The Paranagama Commission report states at paragraph 613:“There can be no effective domestic mechanism for the purpose investigating international crimes that apply in all conflicts, including non-international armed conflicts, unless the GoSL incorporates into Sri Lankan law the core crimes applicable in non-international armed conflicts so that they could be relied on under statue law to investigate and prosecute. In particular, the doctrine of command responsibility, which is part of customary international law for all conflicts and thus applicable to the Sri Lankan conflict, should be incorporated into Sri Lankan law. This has occurred in many other countries through the adoption of specific legislation to create certainty about the applicable law.”
The Udalagama Commission report concurs, stating that:
“In inquiries of this nature of the question of command responsibility plays a significant role. The question of command responsibility which focus not only on the responsibility of superior officers for issuing illegal orders which are carried out by subordinates but also refers to responsibility for omission to act.”
In fact, when orders are issues from the political leadership, the armed forces are obliged to carry it through without questions asked and therefore this question of command responsibility is important.. Would any members of the security forces have killed white flag surendees or Prabhakaran’s son without orders from the top? If so, those who gave orders need to be dealt with, just as much as those who may have committed these crimes.
Sri Lanka has yet another window of opportunity to come to terms with its past and move on.

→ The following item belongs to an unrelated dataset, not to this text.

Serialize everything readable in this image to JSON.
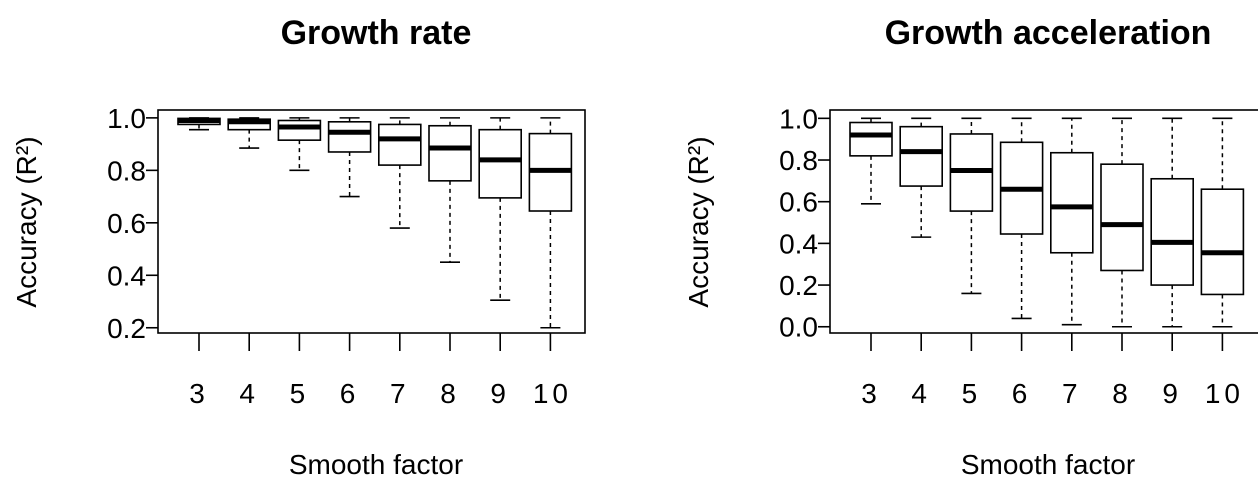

Extremists in the North and in the South have been defeated in the recent elections, two of the most liberal minded leaders since independence are leading the country and the two main parties, for the first time in history, have formed a national unity government. This is a moment we cannot lose.

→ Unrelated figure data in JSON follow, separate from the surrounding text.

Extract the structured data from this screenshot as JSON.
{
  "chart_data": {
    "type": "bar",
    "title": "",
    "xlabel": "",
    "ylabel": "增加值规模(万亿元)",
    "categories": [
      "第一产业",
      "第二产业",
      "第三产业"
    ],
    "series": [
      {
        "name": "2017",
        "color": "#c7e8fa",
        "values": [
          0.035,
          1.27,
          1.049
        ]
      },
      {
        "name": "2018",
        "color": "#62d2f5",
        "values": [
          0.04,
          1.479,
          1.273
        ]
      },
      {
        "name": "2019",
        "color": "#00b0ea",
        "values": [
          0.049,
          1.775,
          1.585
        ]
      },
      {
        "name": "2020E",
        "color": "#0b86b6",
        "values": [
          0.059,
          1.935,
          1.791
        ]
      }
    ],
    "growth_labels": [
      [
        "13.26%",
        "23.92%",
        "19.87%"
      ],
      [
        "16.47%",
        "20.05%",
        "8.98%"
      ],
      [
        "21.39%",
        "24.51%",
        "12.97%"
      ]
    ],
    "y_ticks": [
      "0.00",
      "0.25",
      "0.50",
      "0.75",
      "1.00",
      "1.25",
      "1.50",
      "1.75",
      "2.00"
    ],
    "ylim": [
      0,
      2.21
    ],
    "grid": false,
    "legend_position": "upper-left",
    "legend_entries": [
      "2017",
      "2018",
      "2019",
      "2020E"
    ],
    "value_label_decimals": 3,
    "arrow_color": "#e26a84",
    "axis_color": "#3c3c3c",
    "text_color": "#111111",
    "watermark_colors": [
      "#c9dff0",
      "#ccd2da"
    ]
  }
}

We must remember that if we are to move forward as a country, there is no way than to come to terms with and deal with our past. The need of the hour, perhaps even the need since Independence, has been to defeat the forces of extremism who have, since independence, attempted to make Sri Lanka a mirror that reflects their fears and prejudices. The time has come for the moderates of our country to come together to build a new multi-ethnic, multi-religious and multilingual Sri Lanka where equality, justice and freedom prevails for each and every citizen.
Let me quote from my speech in Geneva on the 14 of September, that I would like to table to be included in Hansard.
“Let us design, define and create our future by our hopes and aspirations, and not be held back by the fears and prejudices of the past. Let us not be afraid to dream. Let us not be afraid to engage in meaningful dialogue aimed at finding solutions to problems as opposed to pointing fingers, heaping blame and scoring political points at the expense of future generations.”